Nature features frequently in her charming illustrations which have also featured in magazines.
“I draw a lot of outdoor scenes and peaceful scenes. There is also a lot of humour in my artwork, I like to make people smile and I think that comes through,” says Gemma who enjoys sketching in her garden.
One thing that has surprised her since starting out as an illustrator is the vast range of work she is commissioned to create.
“The work is a lot more varied than I was expecting. I’ve done work for CD covers and that’s something I never expected to do. It’s a voyage of discovery,” says Gemma.
Artist Andy Lowe commissioned the illustrator to create a CD cover illustration for his EP Forest Edge.
His music tells the tale of a boy who has lost his way and finds himself alone in a wintry wilderness and Gemma said she wanted to portray the boy upon his first discovery of the strange forest, with a hint of the mystery that hides inside it by using exaggerated perspective and ambient colours.

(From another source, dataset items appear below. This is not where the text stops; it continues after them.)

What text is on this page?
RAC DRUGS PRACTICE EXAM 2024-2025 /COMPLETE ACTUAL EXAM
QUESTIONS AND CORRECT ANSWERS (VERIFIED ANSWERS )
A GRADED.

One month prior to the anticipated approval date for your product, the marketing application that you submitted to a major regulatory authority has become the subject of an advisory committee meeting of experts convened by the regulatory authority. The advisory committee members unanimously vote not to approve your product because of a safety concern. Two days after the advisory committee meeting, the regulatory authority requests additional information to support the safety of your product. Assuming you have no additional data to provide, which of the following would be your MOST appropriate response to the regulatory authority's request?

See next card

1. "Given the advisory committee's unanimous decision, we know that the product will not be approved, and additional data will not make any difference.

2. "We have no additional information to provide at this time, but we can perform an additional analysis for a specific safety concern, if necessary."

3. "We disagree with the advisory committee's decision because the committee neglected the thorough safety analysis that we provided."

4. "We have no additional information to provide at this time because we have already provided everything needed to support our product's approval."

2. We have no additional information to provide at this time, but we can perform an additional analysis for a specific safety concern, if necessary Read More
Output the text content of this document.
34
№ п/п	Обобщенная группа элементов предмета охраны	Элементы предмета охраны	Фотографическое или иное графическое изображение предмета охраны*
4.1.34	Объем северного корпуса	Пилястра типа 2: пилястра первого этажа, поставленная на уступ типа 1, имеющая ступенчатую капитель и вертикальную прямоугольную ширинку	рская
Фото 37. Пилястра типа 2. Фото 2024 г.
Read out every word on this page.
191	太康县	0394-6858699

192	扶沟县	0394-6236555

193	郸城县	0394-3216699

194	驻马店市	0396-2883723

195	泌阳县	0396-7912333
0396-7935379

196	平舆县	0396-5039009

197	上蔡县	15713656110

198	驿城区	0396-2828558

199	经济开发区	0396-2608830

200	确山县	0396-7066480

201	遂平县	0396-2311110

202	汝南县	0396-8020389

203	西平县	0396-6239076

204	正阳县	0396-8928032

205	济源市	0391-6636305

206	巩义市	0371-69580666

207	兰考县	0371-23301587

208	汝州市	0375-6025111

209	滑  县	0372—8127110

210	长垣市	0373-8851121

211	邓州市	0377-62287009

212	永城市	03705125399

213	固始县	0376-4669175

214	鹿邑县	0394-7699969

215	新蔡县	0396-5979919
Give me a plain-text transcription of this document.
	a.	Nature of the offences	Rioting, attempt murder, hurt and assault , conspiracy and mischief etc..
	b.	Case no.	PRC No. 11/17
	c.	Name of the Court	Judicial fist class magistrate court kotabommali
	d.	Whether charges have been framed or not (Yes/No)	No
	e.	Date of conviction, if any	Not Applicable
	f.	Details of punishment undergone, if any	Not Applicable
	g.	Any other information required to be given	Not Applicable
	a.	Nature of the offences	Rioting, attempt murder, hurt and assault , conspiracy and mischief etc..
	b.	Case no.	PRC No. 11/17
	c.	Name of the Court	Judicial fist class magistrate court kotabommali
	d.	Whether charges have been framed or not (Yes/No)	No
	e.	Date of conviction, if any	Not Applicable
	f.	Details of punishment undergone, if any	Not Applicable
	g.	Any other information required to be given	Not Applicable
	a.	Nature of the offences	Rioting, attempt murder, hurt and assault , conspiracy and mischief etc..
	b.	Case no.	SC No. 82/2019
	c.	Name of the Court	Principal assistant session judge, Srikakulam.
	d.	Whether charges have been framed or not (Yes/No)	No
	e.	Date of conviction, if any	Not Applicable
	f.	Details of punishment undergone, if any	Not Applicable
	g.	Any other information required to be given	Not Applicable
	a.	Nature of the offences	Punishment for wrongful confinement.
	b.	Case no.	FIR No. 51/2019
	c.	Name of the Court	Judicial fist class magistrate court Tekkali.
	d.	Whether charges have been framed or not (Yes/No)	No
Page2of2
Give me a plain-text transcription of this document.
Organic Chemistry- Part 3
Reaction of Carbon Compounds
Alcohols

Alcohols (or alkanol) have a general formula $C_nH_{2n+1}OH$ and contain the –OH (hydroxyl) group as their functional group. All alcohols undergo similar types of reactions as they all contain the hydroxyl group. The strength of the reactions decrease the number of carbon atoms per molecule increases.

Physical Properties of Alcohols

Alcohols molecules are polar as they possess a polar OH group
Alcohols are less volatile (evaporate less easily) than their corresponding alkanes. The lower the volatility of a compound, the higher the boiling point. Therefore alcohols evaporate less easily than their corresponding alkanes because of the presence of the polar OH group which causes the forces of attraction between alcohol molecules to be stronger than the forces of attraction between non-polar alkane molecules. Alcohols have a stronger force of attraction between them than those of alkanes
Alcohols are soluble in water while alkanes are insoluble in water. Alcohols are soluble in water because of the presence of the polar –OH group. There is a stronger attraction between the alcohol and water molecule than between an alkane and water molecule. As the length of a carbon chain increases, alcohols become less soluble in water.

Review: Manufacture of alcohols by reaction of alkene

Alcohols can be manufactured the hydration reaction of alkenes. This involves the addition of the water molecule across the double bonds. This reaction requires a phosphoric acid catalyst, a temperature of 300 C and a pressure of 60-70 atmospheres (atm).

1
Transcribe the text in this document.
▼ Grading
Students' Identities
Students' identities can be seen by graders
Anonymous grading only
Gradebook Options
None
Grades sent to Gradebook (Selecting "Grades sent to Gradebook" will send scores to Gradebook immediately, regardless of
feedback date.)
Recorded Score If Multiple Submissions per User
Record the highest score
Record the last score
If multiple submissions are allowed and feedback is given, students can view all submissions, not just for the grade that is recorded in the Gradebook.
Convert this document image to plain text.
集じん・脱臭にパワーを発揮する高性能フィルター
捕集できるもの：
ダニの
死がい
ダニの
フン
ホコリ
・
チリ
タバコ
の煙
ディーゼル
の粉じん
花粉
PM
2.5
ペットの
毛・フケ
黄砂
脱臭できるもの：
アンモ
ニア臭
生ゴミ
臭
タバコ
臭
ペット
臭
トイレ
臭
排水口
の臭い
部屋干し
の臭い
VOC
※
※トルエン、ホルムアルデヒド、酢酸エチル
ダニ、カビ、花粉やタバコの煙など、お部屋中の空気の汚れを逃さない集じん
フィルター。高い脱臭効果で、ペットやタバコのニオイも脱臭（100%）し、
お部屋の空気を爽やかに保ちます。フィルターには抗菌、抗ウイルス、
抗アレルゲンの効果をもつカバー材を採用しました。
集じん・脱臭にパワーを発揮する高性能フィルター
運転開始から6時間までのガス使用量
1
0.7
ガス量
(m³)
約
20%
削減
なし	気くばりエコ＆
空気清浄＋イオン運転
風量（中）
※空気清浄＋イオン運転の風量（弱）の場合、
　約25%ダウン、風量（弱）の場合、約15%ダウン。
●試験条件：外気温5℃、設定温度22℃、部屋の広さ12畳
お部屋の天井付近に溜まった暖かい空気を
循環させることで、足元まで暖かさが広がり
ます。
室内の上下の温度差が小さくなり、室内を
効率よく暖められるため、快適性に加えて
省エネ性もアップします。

She has also worked with Sugarfree Books on its inaugural publication, a children’s picture book titled Gabe Faces Ignorance.
Written by L I Forsete and illustrated by Gemma, it addresses the subject of Islamophobia through the young characters Gabe and Sofia.
Gemma says she finds working on children’s books to be very rewarding and says it’s something she would like to do more of in the future.
“I would love to be able to work on more children’s books, especially fantasy books. I was always a kid who enjoyed myths, legends and fantasy so that would be ideal really,” she added.